Les nouvelles suggèrent que cette décision a été motivée par des pétitions provenant de la fédération nationale des producteurs de lait (National Milk Producers Federation), le conseil américain des exportations de produits laitiers (U.S. Dairy Export Council) et l’association des technologies médicales (Advanced Medical Technology Association). L’Inde requiert une certification sur l’origine des produits laitiers. Ils ne doivent pas provenir d’animaux ayant consommé des organes internes, des farines de sang ou des tissus provenant de ruminants. Les États-Unis ne fournissent pas une telle certification, bien que d’autres pays exportateurs comme les pays de l’Union européenne ou la Nouvelle Zélande le fassent. L’Inde a également récemment imposé un plafond sur le prix des appareils médicaux, comme les endoprothèses, affectant directement les exportateurs américains de ces produits en Inde.

Quelles sont les conséquences à envisager?

Les spécialistes pensent que l’exclusion de l’Inde du GSP aura des conséquences infimes sur le succès de l’industrie indienne. En effet, cette décision devrait affecter seulement environ 5,6 milliards de dollars de la valeur totale des exportations pour des bénéfices d’environ 190 millions de dollars, un montant qui pourrait être absorbé par les exportateurs sous forme d’un coût supplémentaire, ou par le gouvernement indien par le biais de subventions ou de mesures similaires. D’autres, cependant, notent que si les bénéfices douaniers actuels du programme GSPsont faibles comparativement à l’activité commerciale globale du pays, ils pourraient affecter de manière disproportionnée les petites et les moyennes entreprises indiennes qui exportent des produits intermédiaires, comme les produits à faible valeur sur la chaîne de production et qui ne sont donc pas fabriqués de manière compétitive aux États-Unis. Les élections nationales à venir en Inde auront également un rôle à jouer quant à l’approche choisie par le gouvernement pour aborder le problème.

 

Comment va se dérouler la suite?

Une période de 60 jours d’attente doit obligatoirement s’écouler après que l’annonce a été faite aux pays bénéficiaires et au Congrès; période pendant laquelle les pays peuvent, en théorie, négocier les changements. Après cette période de 60 jours, un pays bénéficiaire peut être exclu du GSP par déclaration présidentielle. Des sources du ministère des Affaires étrangères en Inde (MAE) ont indiqué que l’Inde « continuera les discussions » avec le gouvernement des États-Unis pendant la période de 60 jours dans l’espoir de trouver un accord commun.

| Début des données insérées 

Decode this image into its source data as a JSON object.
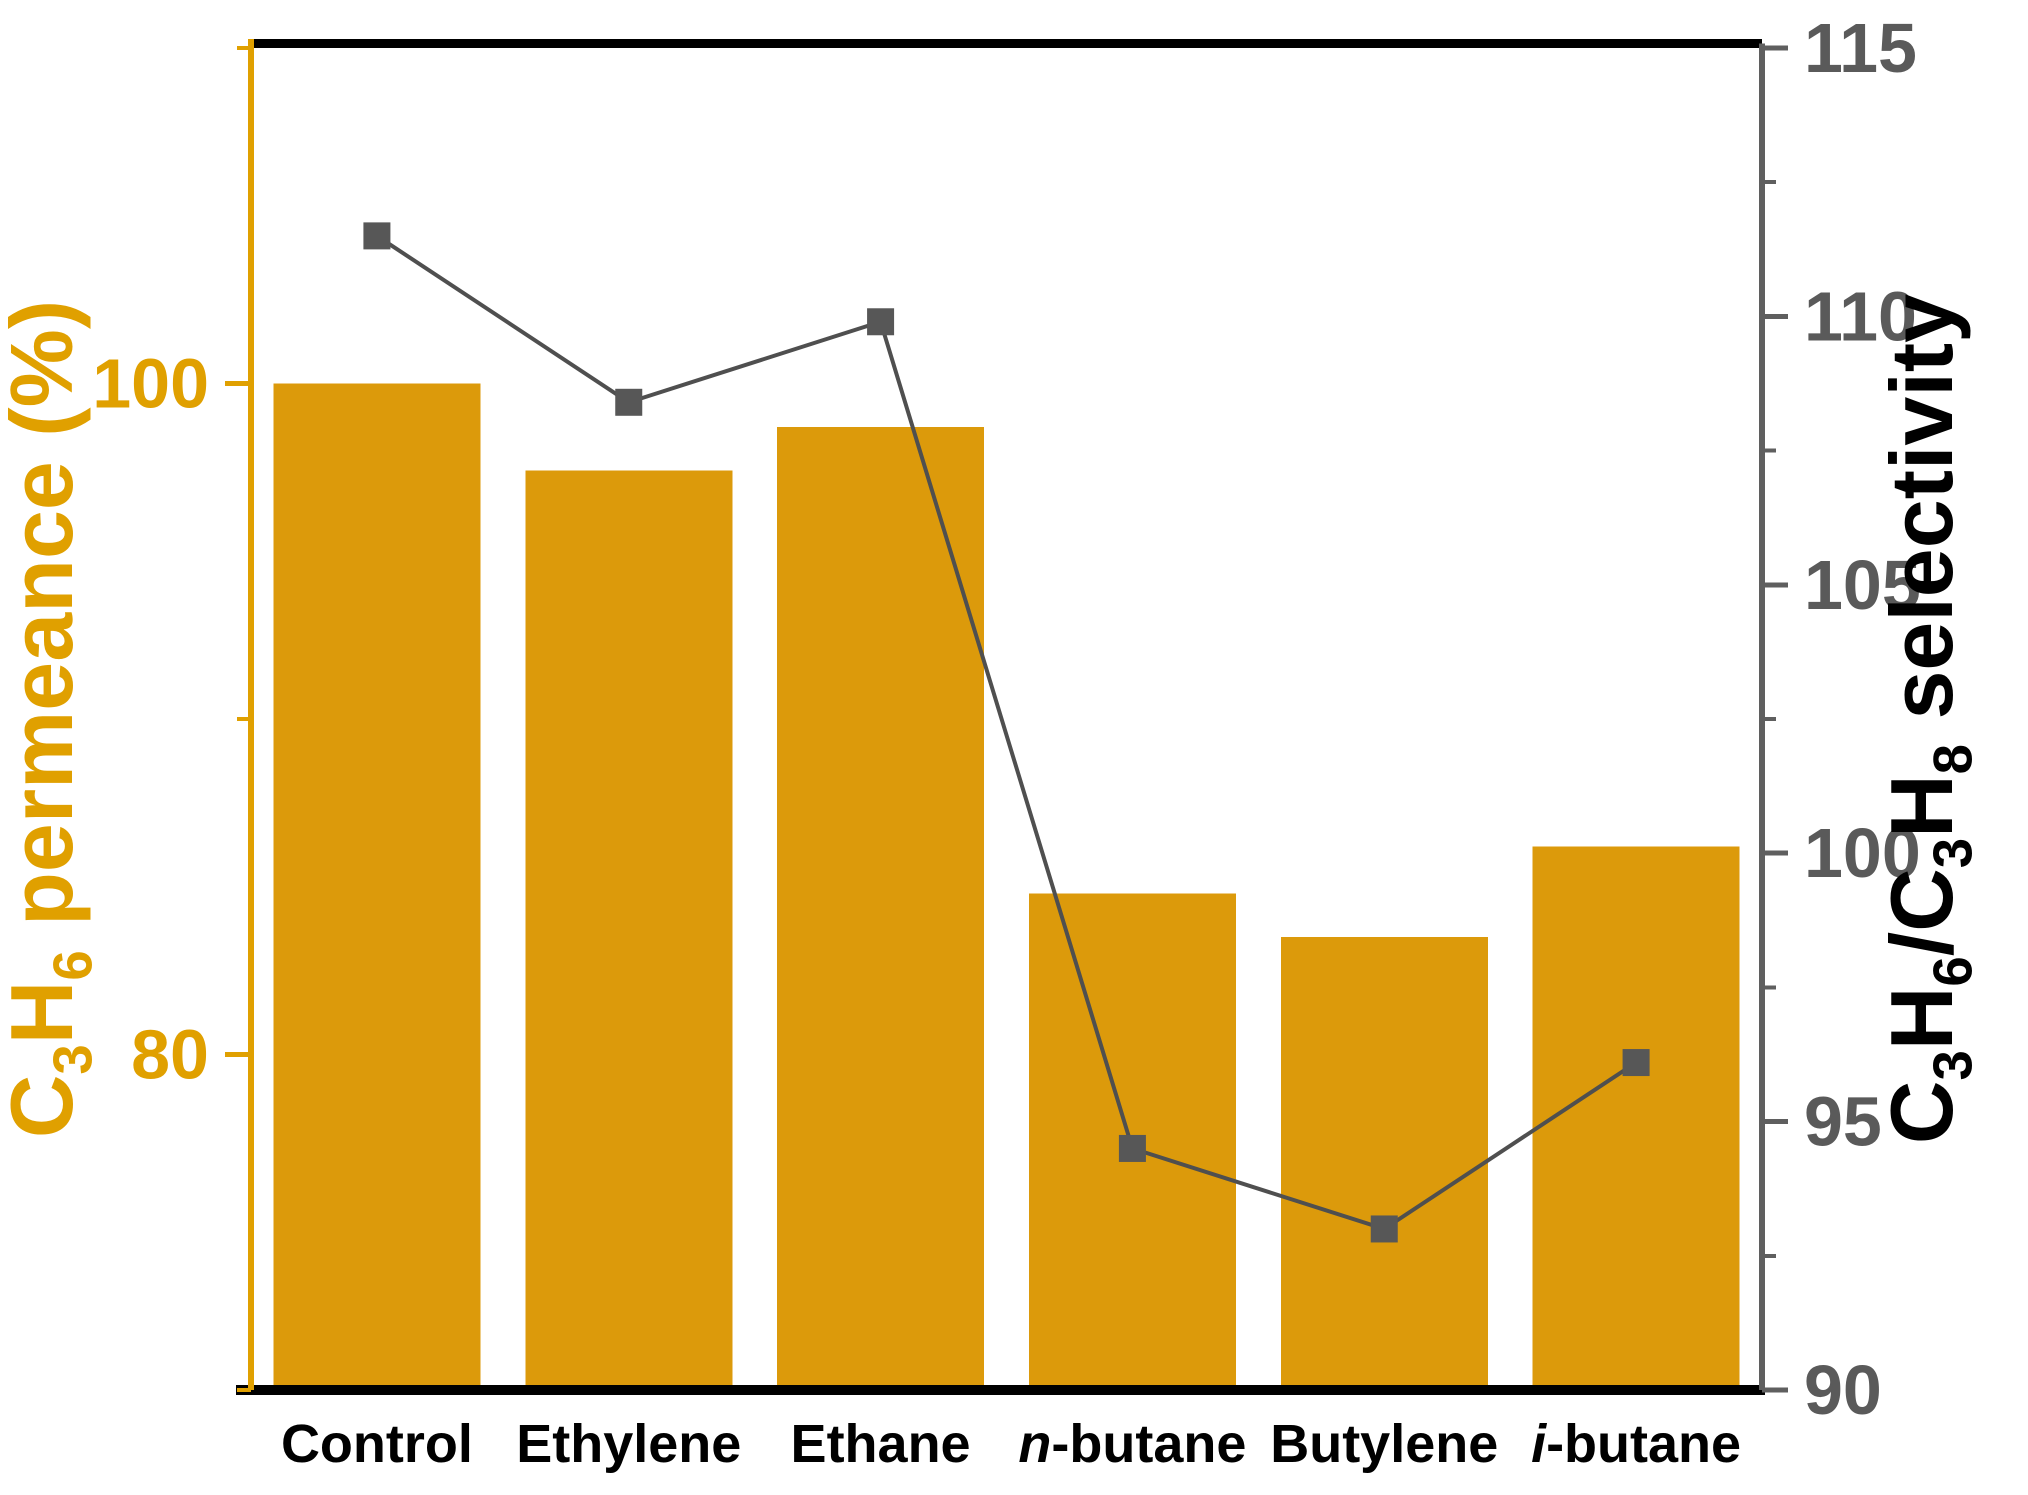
{
  "chart_data": {
    "type": "bar",
    "subtype": "bar+line-dual-axis",
    "title": "",
    "legend": "none",
    "grid": false,
    "background": "#FFFFFF",
    "categories": [
      {
        "label": "Control",
        "parts": [
          {
            "t": "Control"
          }
        ]
      },
      {
        "label": "Ethylene",
        "parts": [
          {
            "t": "Ethylene"
          }
        ]
      },
      {
        "label": "Ethane",
        "parts": [
          {
            "t": "Ethane"
          }
        ]
      },
      {
        "label": "n-butane",
        "parts": [
          {
            "t": "n",
            "italic": true
          },
          {
            "t": "-butane"
          }
        ]
      },
      {
        "label": "Butylene",
        "parts": [
          {
            "t": "Butylene"
          }
        ]
      },
      {
        "label": "i-butane",
        "parts": [
          {
            "t": "i",
            "italic": true
          },
          {
            "t": "-butane"
          }
        ]
      }
    ],
    "series": [
      {
        "name": "C3H6 permeance (%)",
        "type": "bar",
        "axis": "left",
        "color": "#DC9A0B",
        "values": [
          100.0,
          97.4,
          98.7,
          84.8,
          83.5,
          86.2
        ]
      },
      {
        "name": "C3H6/C3H8 selectivity",
        "type": "line",
        "axis": "right",
        "marker": "square",
        "line_color": "#4F4F4F",
        "marker_color": "#575757",
        "values": [
          111.5,
          108.4,
          109.9,
          94.5,
          93.0,
          96.1
        ]
      }
    ],
    "left_axis": {
      "label": "C3H6 permeance (%)",
      "label_parts": [
        {
          "t": "C"
        },
        {
          "t": "3",
          "sub": true
        },
        {
          "t": "H"
        },
        {
          "t": "6",
          "sub": true
        },
        {
          "t": " permeance (%)"
        }
      ],
      "min": 70,
      "max": 110,
      "major_ticks": [
        80,
        100
      ],
      "minor_ticks": [
        70,
        90,
        110
      ],
      "color": "#E0A000"
    },
    "right_axis": {
      "label": "C3H6/C3H8 selectivity",
      "label_parts": [
        {
          "t": "C"
        },
        {
          "t": "3",
          "sub": true
        },
        {
          "t": "H"
        },
        {
          "t": "6",
          "sub": true
        },
        {
          "t": "/C"
        },
        {
          "t": "3",
          "sub": true
        },
        {
          "t": "H"
        },
        {
          "t": "8",
          "sub": true
        },
        {
          "t": " selectivity"
        }
      ],
      "min": 90,
      "max": 115,
      "major_ticks": [
        90,
        95,
        100,
        105,
        110,
        115
      ],
      "minor_ticks": [
        92.5,
        97.5,
        102.5,
        107.5,
        112.5
      ],
      "axis_color": "#5F5F5F",
      "tick_label_color": "#5A5A5A",
      "label_color": "#000000"
    },
    "x_axis": {
      "color": "#000000"
    }
  }
}
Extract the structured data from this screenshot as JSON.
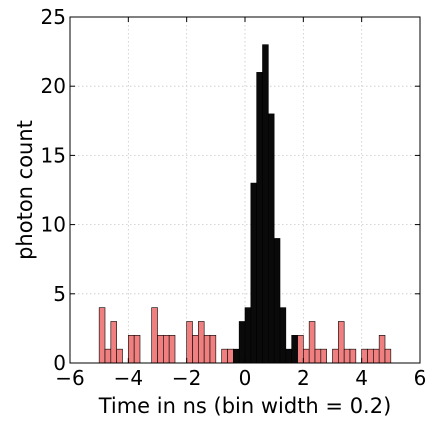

Il est à noter que les deux pays sont déjà en discussion pour résoudre d’autres questions concernant les tarifs de commerce international, principalement celles qui découlent de la décision de l’administration des États-Unis d’exempter l’Inde de ses nouveaux tarifs pour l’acier et l’aluminium. L’Inde avait déjà riposté par le passé en augmentant ses taxes d’importation pour les importations des États-Unis pour un montant de 10,6 millions de dollars. Par exemple, un tarif douanier de 100 % sera appliqué sur les importations d’amandes et de noix de Grenoble depuis les États-Unis (contre 30 % auparavant), et un tarif douanier de 50 % sera appliqué sur les pommes (contre 40 % auparavant). Toutefois, l’Inde a retardé l’application de tarifs douaniers plus élevés. Cette décision est interprétée par quelques observateurs comme un signe de la volonté de l’Inde de négocier et de trouver une solution bénéfique pour tous. De l’autre côté, l’intention de l’administration des États-Unis de diminuer le déficit commercial du pays pourrait faire échouer ces négociations.

Les importateurs américains qui apportent des produits depuis l’Indedevraient communiquer avec leurs partenaires en services commerciaux pour déterminer les conséquences de ces frais au débarquement et explorer des marchés d’approvisionnement de rechange qui pourraient offrir des tarifs douaniers plus cléments, des temps de transit plus courts et des exigences douanières moins onéreuses.